Implement code overrides matching via tokens parsing

krassowski commented 4 years ago

What are you trying to do?

Add token based code overrides. The code overrides make the existing language servers work with non-standard syntax which is added by the kernels on top of the underlying language. For example:

IPython (a Jupyter kernel for Python) implements so called magics, which are prefixed by various special characters that otherwise would be an invalid syntax in the pure Python. An example IPython magic is %ls (variable names cannot start with % in Python, and prefixing magic names with % so IPython uses it to mark some of its magics). The IPython interpreter modifies the Abstract Syntax Tree, executing a special action when such a symbol is found: it calls ipython.run_line_magic('ls', '') where ipython represents the global IPython instance. This call returns a value and can have side-effects. It is possible to replace this magic with valid Python via the proposed code override mechanism, as the valid pure Python equivalent would be:

from IPython import get_ipython
get_ipython().run_line_magic('ls', '')

The reverse code replacement translates the above back to %ls. This is needed to make the LSP functions which modify the document work (e.g. rename/reformat/quick fix).
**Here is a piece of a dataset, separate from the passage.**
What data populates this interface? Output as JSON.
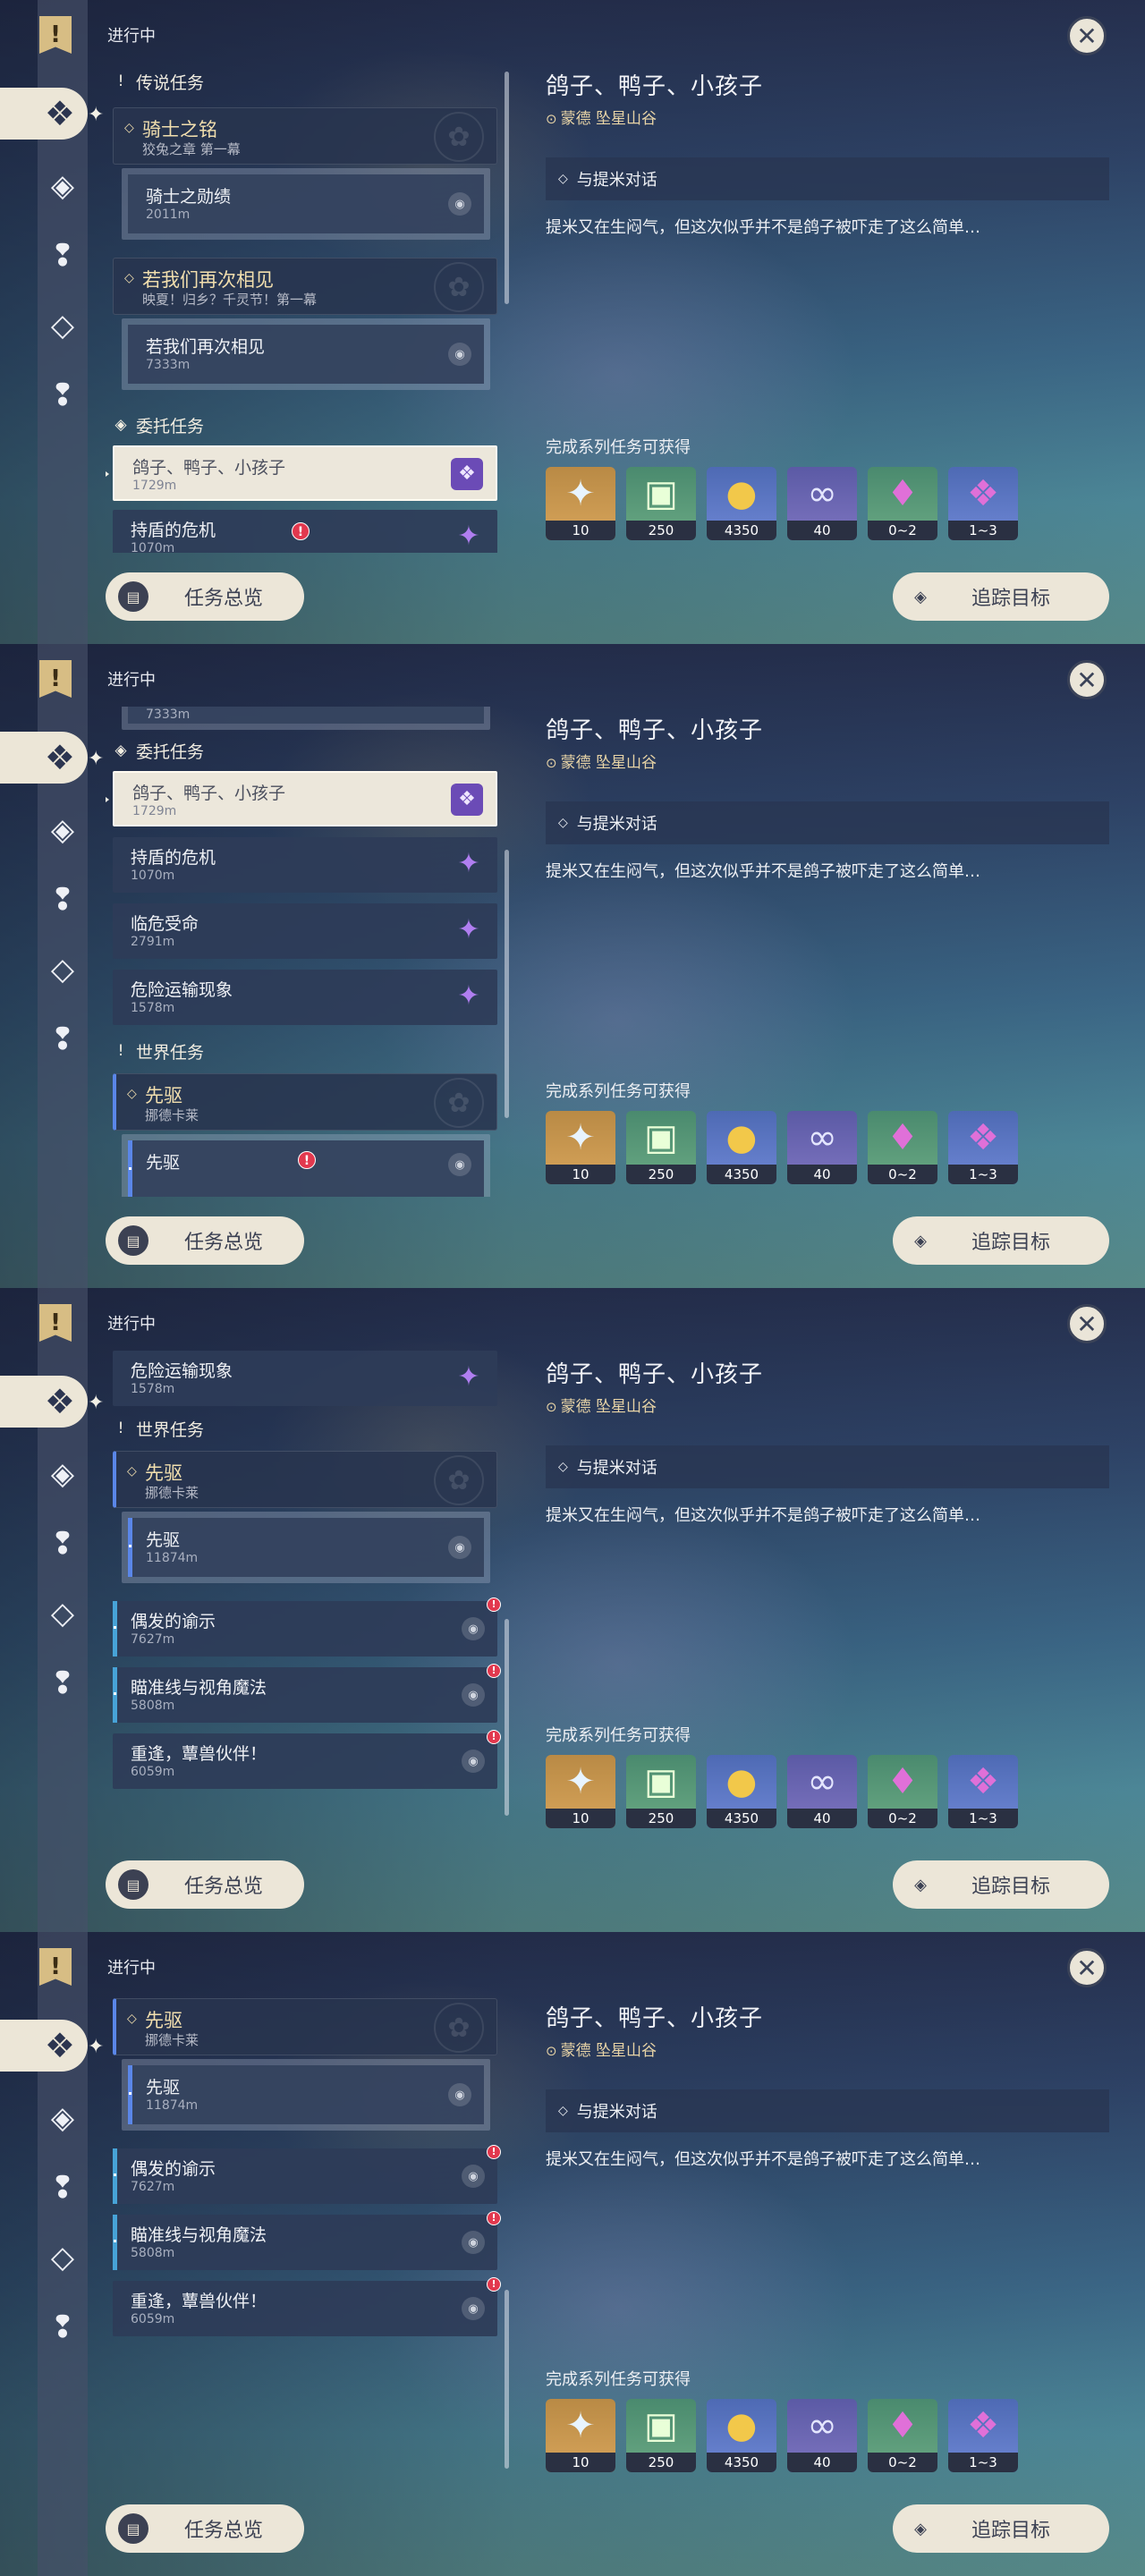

Some magics take variables as arguments. For example, %store data would save the value of data variable. A customised code replacement for this IPython magic would call a function using this variable, e.g.:

from IPython import get_ipython
get_ipython().run_line_magic('store', (data))  # mypy: ignore type check

This has several advantages:

if the users renames the data variable elsewhere in the code using LSP, the reference in the magic will be replaced too
the linter will see that the variable is referenced at least once and will not warn about unused variable
if the variable is not defined, a warning will be show

How is it done today?

We only support regular expression-based code overrides. This was initially a "band-aid" to make LSP work with IPython, but we are hitting the limitations of regular expressions.

What are the limitations of using regular expressions?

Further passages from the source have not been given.